Seven weeks into this mixed bag of a Giants season, Buster Posey is starting to feel right again, to feel the way he did before his career came crashing down during that devastating, bone-crunching collision at the plate.
One year ago next Friday. The Giants will be in the midst of a four-game series – coincidentally – against those same Marlins in Miami. That will be anything but a happy anniversary.
Even for a bruiser like Posey, a 6-foot-1, 218-pound catcher from a small town in Georgia, comebacks like these are a delicate dance. There are no guarantees about a recovery, about recapturing a career. One foot forward, one foot back. Admittedly, he gives an inch these days when awaiting a throw and the opportunity to tag out another runner.
“In the past, I set up in front of the plate,” Posey said after his RBI double supported Ryan Vogelsong’s seven-inning, one-hit 4-0 victory Saturday over the Oakland A’s. “I never set out to block the plate. But this year, more than anything, it’s being conscious of being in the best possible position if there is contact.”
Whatever Posey’s doing, it’s working. In his mind. In his rehab. In his approach. At the plate, both when he crouches and when he swings. He doesn’t wince when he senses a runner coming down the line and doesn’t hesitate to push his left cleats into the dirt as he plants and swings, either.
As the Giants prepare to close out the weekend homestand with the Athletics, he is hitting .302, leading the Giants in walks, catching most of the games (26), occasionally playing first base (seven games) and only once in a while requiring a day off.
The Giants can almost – almost – stop holding their breath. Posey’s recovery from the surgery that required the insertion of three screws into his left ankle and cost him most of his sophomore season is progressing as well as anyone within the organization could have hoped.
“I’m using him more than I probably envisioned,” Bruce Bochy acknowledged. “Of course, playing him at first base helps. I’d like to catch him a bit more … going back and forth makes it tough. It’s a skilled position, hard to get a rhythm. And he wants to catch.”
But no complaints. The Giants are too darn grateful to get greedy. The last thing Bochy needs is for his cleanup hitter and his most important position player – and the player who quietly commands his clubhouse – to suffer a serious setback. With his club hovering around the .500 mark, sputtering offensively and faltering defensively, he has plenty of other issues occupying his time.
Pablo Sandoval is on the disabled list. Two-time Cy Young Award winner Tim Lincecum has not been his usual dominating self. The Brandons – Belt and Crawford – are promising but erratic. Brian Wilson is out for the season after undergoing Tommy John surgery. Collectively, the Giants botch too many of the most fundamental plays, and, as Bochy says, ya gotta catch the ball.

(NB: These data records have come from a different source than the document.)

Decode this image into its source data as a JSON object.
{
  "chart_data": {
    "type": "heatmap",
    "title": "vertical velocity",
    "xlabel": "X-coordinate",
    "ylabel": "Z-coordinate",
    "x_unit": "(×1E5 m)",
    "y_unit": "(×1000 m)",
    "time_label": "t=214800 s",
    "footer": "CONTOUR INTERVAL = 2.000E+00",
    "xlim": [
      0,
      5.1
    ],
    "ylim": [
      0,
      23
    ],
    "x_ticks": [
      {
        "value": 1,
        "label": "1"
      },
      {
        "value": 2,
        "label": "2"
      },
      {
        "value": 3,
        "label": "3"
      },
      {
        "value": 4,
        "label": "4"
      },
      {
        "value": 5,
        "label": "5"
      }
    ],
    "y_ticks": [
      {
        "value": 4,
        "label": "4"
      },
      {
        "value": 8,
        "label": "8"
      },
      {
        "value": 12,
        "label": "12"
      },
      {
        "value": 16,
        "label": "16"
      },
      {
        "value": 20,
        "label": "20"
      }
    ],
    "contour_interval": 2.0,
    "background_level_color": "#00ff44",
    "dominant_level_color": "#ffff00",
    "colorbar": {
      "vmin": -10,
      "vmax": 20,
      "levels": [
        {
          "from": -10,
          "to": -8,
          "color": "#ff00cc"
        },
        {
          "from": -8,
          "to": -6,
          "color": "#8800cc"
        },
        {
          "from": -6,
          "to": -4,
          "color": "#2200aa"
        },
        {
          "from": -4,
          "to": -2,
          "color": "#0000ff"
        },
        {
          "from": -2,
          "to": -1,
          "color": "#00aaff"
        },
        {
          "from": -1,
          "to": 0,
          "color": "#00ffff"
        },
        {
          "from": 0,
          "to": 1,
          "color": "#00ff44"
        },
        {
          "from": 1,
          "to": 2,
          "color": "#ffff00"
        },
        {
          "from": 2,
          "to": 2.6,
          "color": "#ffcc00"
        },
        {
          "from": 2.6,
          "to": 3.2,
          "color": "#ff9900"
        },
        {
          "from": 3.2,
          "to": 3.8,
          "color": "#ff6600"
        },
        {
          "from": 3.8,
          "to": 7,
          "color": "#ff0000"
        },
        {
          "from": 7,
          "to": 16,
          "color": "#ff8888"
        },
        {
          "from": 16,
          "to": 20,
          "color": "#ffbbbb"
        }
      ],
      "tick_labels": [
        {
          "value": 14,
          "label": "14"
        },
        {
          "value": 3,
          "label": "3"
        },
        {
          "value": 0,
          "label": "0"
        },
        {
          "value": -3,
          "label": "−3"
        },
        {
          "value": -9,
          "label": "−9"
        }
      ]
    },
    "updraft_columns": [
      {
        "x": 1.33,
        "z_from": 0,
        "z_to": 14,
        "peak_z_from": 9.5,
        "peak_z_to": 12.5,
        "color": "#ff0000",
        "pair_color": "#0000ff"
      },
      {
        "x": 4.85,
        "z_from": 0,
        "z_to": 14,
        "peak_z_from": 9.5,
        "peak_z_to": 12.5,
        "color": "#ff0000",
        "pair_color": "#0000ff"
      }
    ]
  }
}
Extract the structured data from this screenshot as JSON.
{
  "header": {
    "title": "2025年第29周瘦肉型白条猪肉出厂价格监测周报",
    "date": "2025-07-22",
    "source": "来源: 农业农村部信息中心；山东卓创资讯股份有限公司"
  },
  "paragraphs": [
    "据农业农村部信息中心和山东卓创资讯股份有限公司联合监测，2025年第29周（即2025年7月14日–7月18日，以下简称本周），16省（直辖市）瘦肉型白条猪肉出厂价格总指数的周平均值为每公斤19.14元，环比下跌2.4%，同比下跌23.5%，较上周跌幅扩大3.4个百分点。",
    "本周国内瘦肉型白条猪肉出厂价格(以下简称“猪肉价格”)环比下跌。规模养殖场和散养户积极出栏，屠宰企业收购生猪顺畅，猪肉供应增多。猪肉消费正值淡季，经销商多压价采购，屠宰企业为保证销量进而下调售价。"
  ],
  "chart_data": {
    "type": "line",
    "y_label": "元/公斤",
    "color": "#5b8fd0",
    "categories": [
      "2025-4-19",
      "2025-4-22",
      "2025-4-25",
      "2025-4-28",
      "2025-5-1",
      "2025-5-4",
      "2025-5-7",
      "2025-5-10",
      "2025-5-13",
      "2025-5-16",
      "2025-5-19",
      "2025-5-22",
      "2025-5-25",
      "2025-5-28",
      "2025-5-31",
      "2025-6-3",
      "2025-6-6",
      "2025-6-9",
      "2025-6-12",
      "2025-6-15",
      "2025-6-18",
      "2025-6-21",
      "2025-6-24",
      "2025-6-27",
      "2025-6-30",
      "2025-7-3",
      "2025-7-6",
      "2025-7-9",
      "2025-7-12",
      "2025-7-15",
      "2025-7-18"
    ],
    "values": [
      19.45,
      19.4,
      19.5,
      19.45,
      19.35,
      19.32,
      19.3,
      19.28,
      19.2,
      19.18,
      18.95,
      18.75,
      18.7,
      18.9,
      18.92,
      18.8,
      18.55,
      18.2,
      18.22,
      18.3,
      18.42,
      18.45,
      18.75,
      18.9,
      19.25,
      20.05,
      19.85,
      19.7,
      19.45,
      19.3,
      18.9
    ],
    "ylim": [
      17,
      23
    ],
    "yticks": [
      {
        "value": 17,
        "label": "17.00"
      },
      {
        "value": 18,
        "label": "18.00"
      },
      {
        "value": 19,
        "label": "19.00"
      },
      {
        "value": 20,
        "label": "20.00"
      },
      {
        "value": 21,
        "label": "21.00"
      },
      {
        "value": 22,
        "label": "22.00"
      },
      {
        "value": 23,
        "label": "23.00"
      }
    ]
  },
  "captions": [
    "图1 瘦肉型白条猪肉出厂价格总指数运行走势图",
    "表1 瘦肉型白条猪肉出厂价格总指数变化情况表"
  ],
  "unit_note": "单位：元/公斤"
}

After Saturday’s victory over an A’s club that managed only a sharp single by Seth Smith, the Giants’ manager suggested that this is about as good as these Giants are going to look. The starter (Vogelsong) threw a strong seven innings; relievers Javier Lopez and Clay Hensley closed out the eighth and ninth, respectively; and somewhere in the interim, the Giants capitalized on infield hits (Emmanuel Burriss), hit batters (Vogelsong) and timely hits to cobble together some runs.
In the second game of this three-game interleague matchup, the Giants scored all four runs after Grant Balfour replaced Tyson Ross. They got an RBI fly ball from Melky Cabrera and a two-run single by Angel Pagan that followed Posey’s blast that bounced on the warning track and over the center-field wall.
“You hit the ball 415 feet, and it (bounces), it’s like, ‘Ah, come on now!’” Posey said, smiling, shaking his head.
In a more serious moment, he said he discusses his medical situation often and openly with Bochy and the Giants trainers. He reveals when the ankle is cranky, he said, and either takes a day off or agrees to play first base.
“I feel good, though,” he said. “I’ve had good approaches, especially the last four or five games. It’s something all of us deal with … trying to keep the confidence going. This is not an easy game.”